The hottest flames may bring the most sting when it comes to native bee numbers, according to researchers in Oregon.
“We basically found that there were both abundant bee communities and abundant bee habitat in severely burned regions,” said Sara Galbraith, a postdoctoral researcher at Oregon State University and lead author of a study published recently in Ecosphere.
Oregon has about 500 species of known native bees, which are important both for healthy ecosystems and for human food security, providing critical pollinating services for crops. Wildfires occur naturally in the state, but they don’t burn all areas with the same severity. Galbraith and her co-authors wanted to see how burn severity might affect the bee diversity of different areas after the flames are out.
They examined the Douglas Complex fires, which burned about 19,000 hectares in 2013 in southwestern Oregon. The researchers returned to a U.S. Bureau of Land Management area burned in the fire three years later, using traps to survey bee populations and gauging the density of flowering plants from spring to late summer for two consecutive years. They also measured some characteristics of nesting habitat, including ground available for ground-nesting bees and the amount of deadwood for cavity-nesting bees.
They found that the most severely burned areas had 20 times more bees compared to the least severely burned areas. These severe areas also had more flowering plants and more diversity of bee species overall.

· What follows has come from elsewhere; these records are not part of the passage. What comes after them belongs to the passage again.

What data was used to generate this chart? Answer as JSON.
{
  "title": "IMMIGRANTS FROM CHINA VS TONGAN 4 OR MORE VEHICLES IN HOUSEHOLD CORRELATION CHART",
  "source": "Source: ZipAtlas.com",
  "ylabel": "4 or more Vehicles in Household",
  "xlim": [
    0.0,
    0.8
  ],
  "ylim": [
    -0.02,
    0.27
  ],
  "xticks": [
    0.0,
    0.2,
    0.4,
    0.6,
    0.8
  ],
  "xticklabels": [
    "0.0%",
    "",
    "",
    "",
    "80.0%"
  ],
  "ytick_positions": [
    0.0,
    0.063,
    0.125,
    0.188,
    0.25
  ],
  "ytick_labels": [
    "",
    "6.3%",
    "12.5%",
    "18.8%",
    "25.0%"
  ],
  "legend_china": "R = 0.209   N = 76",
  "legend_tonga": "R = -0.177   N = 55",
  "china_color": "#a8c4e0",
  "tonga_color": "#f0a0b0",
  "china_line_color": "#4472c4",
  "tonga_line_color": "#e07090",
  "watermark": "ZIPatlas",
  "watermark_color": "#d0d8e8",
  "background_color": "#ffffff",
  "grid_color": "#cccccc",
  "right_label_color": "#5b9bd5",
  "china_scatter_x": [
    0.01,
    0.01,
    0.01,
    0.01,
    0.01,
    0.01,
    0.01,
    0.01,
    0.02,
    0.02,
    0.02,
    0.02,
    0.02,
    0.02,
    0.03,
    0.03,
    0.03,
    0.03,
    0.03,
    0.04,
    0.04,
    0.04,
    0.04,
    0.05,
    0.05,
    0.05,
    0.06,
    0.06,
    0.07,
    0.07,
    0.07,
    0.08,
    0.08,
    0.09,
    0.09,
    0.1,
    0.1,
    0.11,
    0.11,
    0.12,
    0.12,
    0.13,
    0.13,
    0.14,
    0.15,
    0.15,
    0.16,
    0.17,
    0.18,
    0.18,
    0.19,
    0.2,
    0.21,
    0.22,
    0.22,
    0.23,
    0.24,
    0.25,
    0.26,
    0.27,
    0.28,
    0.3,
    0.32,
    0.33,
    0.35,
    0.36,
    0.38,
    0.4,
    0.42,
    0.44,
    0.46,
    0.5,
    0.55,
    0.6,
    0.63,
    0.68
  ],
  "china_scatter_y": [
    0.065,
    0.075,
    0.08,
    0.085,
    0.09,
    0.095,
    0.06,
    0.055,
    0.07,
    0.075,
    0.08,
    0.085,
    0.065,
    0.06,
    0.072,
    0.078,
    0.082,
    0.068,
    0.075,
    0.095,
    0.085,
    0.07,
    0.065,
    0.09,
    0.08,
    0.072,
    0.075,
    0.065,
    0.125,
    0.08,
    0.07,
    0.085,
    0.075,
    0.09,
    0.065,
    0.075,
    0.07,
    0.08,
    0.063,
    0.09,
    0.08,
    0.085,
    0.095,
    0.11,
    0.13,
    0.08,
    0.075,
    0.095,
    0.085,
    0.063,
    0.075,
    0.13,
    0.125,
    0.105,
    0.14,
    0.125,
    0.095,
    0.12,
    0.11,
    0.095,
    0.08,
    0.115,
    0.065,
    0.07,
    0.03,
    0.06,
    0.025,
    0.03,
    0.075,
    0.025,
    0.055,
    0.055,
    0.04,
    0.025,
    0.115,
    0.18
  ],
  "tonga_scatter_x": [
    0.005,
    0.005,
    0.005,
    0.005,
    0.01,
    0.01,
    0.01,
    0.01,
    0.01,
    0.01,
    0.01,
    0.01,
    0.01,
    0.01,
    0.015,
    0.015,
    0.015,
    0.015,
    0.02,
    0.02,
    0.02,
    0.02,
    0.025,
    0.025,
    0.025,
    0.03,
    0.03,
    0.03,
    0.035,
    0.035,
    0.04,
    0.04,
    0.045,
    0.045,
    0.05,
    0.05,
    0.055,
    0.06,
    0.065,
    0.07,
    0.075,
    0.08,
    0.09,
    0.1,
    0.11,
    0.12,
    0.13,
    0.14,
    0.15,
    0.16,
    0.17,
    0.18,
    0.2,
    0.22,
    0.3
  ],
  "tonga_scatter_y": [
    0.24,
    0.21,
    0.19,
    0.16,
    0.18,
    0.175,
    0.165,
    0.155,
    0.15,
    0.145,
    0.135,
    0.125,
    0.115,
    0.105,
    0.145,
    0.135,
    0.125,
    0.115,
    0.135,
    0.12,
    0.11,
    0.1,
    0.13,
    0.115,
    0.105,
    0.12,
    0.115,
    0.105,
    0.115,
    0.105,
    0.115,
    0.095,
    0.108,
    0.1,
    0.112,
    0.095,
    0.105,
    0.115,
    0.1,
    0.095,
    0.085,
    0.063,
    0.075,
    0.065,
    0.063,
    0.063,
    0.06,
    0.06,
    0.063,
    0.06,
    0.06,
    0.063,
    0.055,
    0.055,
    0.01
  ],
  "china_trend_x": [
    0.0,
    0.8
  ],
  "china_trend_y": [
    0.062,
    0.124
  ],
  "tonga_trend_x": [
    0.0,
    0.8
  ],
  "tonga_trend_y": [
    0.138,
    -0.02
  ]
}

Galbraith said she believes this is because the severe burns opened up the canopy to let in more sunlight for plants that live closer to the forest floor.
In a forested area like this, severe fire often opens up regions in the canopy and allows more sunlight, while also leaving areas for nesting, Galbraith said.
The researchers were surprised to find about 100 different species — nearly a fifth of all known bee species in the state — in one burned forest area. They said that this research shows that bees play an important role in regenerating early successional forests after big burns.
Studies like this suggest further evidence that natural fire regimes can help wildlife.
“We worked in an area where fire has always been a part of the landscape,” Galbraith said. So it makes sense that like flowers, a lot of these bees are likely adapted to these ecosystems.”